PANewsが作成する、日々の市場データレビューとトレンド分析。
マクロ市場
米国とイランが覚書で合意したとの噂に後押しされ、米国の主要株価指数3つはいずれも上昇し、終値で過去最高値を更新した。終値は、 S&P500種指数が0.58%高の7563.63ポイント、ナスダック総合指数が0.91%高の26917.47ポイント、ダウ工業株30種平均が0.05%高の50668.97ポイントとなった。S &P500種指数とナスダック総合指数はともに6営業日連続の上昇を記録した。

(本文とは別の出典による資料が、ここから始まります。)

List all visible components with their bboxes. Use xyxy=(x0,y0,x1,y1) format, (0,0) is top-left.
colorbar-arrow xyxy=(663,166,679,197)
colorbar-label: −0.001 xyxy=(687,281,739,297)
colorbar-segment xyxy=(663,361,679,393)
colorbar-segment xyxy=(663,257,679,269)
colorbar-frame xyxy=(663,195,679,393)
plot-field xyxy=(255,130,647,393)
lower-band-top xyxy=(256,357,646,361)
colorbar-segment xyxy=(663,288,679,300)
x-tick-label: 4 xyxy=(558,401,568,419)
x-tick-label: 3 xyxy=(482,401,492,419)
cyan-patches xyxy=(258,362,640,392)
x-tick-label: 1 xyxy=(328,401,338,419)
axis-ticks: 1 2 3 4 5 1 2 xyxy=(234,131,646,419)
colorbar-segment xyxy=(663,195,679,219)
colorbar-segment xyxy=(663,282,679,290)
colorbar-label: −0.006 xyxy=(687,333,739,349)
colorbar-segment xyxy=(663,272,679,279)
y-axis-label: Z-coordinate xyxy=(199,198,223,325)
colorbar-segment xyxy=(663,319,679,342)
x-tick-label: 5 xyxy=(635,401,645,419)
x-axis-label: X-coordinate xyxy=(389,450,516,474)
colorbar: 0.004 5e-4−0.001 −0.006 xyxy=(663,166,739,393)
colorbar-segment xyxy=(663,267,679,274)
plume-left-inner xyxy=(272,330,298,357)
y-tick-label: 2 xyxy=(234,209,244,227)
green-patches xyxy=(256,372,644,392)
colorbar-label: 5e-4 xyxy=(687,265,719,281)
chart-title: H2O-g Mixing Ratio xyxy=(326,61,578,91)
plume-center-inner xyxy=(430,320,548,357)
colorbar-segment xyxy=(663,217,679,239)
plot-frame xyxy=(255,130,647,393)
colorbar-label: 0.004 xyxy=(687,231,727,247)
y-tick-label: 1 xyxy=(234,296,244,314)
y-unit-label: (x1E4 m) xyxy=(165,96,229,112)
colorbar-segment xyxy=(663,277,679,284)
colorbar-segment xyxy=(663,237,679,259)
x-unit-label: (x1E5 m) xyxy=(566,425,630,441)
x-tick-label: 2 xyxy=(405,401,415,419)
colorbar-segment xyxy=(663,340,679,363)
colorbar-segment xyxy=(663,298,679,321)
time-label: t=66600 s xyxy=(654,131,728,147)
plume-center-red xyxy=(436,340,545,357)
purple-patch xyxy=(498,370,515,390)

マクロ経済データの弱さが利下げへの期待を高め、米国の4月のPCEインフレ率は予想を下回り、第1四半期のGDP成長率は1.6%に下方修正された。これを受けて10年物米国債利回りは4.45%に低下し、 30年物米国債利回りは5%を下回った。ドイツ銀行のエコノミスト、マシュー・ルゼッティ氏は、FRBの利上げ対応機能はまだ発動されておらず、インフレ率が低下する時間的猶予が残されていると述べた。一方、グローバルXのETF戦略責任者であるスコット・ヘルフェスタイン氏は、市場の金利予想は180度転換しており、投資家はファンダメンタルズに再び注目できると指摘した。
アジア太平洋市場も活況を呈し、日本の日経平均株価は2.7%上昇して過去最高値を更新した。日本の片山さつき財務大臣は、当局はいつでも為替投機に対して大胆な措置を取る用意があると述べ、強硬な姿勢を示した。

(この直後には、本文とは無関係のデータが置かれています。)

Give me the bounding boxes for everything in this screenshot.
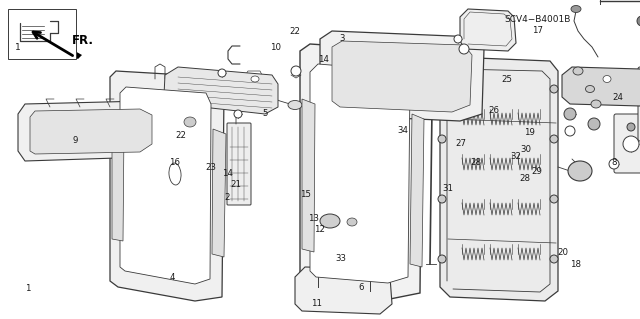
Text: 22: 22 [289,27,300,36]
Ellipse shape [169,163,181,185]
Ellipse shape [591,100,601,108]
Text: 10: 10 [269,43,281,52]
Circle shape [637,16,640,26]
FancyBboxPatch shape [416,71,438,103]
Polygon shape [562,67,640,106]
Polygon shape [112,124,124,241]
Circle shape [438,255,446,263]
Polygon shape [110,71,224,301]
Ellipse shape [573,67,583,75]
Text: FR.: FR. [72,34,94,48]
Text: SCV4−B4001B: SCV4−B4001B [505,14,571,24]
Polygon shape [310,64,410,283]
Circle shape [459,44,469,54]
Text: 1: 1 [25,284,30,293]
Circle shape [550,255,558,263]
Polygon shape [212,129,226,257]
Polygon shape [30,109,152,154]
Circle shape [588,118,600,130]
FancyBboxPatch shape [227,123,251,205]
Text: 15: 15 [300,190,312,199]
Text: 25: 25 [501,75,513,84]
Circle shape [550,85,558,93]
Text: 30: 30 [520,145,532,154]
Circle shape [438,85,446,93]
Text: 9: 9 [73,136,78,145]
Text: 2: 2 [225,193,230,202]
Text: 3: 3 [340,34,345,43]
Text: 18: 18 [570,260,582,269]
Circle shape [609,159,619,169]
Text: 5: 5 [263,109,268,118]
Circle shape [438,135,446,143]
Text: 29: 29 [531,167,541,176]
Polygon shape [410,114,424,267]
Text: 1: 1 [15,42,21,51]
Text: 22: 22 [175,131,186,140]
Text: 12: 12 [314,225,326,234]
Polygon shape [120,87,211,284]
Text: 8: 8 [612,158,617,167]
Polygon shape [332,41,472,112]
Text: 11: 11 [311,299,323,308]
Ellipse shape [320,214,340,228]
Ellipse shape [347,218,357,226]
Text: 32: 32 [510,152,522,161]
Text: 21: 21 [230,180,241,189]
Circle shape [438,195,446,203]
Bar [8,9,76,59]
Text: 27: 27 [455,139,467,148]
Ellipse shape [586,85,595,93]
Polygon shape [164,67,278,114]
Text: 28: 28 [519,174,531,183]
Ellipse shape [571,5,581,12]
Polygon shape [28,25,82,59]
Circle shape [550,135,558,143]
Polygon shape [302,99,315,252]
Ellipse shape [288,100,302,109]
Text: 20: 20 [557,248,569,256]
Circle shape [234,110,242,118]
Text: 31: 31 [442,184,454,193]
Polygon shape [440,57,558,301]
Text: 14: 14 [221,169,233,178]
Polygon shape [18,101,162,161]
Text: 33: 33 [335,254,347,263]
Ellipse shape [251,76,259,82]
Polygon shape [295,267,392,314]
Circle shape [627,123,635,131]
Circle shape [565,126,575,136]
Ellipse shape [603,76,611,83]
Text: 4: 4 [170,273,175,282]
Ellipse shape [439,61,455,73]
Circle shape [291,66,301,76]
Text: 34: 34 [397,126,409,135]
FancyBboxPatch shape [638,67,640,141]
Text: 6: 6 [359,283,364,292]
Circle shape [454,35,462,43]
Text: 23: 23 [205,163,217,172]
Polygon shape [320,31,484,121]
Text: 24: 24 [612,93,623,102]
Text: 13: 13 [308,214,319,223]
Circle shape [623,136,639,152]
Text: 26: 26 [488,106,500,115]
Ellipse shape [568,161,592,181]
Ellipse shape [184,117,196,127]
Text: 28: 28 [470,158,481,167]
FancyBboxPatch shape [614,114,640,173]
Circle shape [218,69,226,77]
Text: 17: 17 [532,26,543,35]
Polygon shape [460,9,516,51]
Text: 16: 16 [168,158,180,167]
Text: 19: 19 [525,128,535,137]
Polygon shape [300,44,422,299]
Circle shape [564,108,576,120]
Text: 14: 14 [317,56,329,64]
Circle shape [550,195,558,203]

韓国のKOSPI指数も3%以上急騰し、過去最高値を更新したため、韓国銀行は政策金利を2.5%に据え置いた。韓国銀行の申賢成総裁は、サムスンなどの企業が支払うボーナスが需要拡大を招き、適切な時期に利上げが必要になる可能性があると警告した。
AIと株式市場
ウォール街のハイテク株ブームは続いているが、その内部構造は劇的な乖離を見せている。レバレッジ型ETFへの世界的な熱狂が世界を席巻し、わずか1ヶ月半で資産が倍増して600億ドルを超えた。資金は、従来の米国の巨大ハイテク株から、世界のAIおよびメモリーチップ分野へと流れ込んでいる。ゴールドマン・サックスは、大型ハイテク株と赤字ハイテク株の乖離が、1日で約5年ぶりの高水準に達したと指摘している。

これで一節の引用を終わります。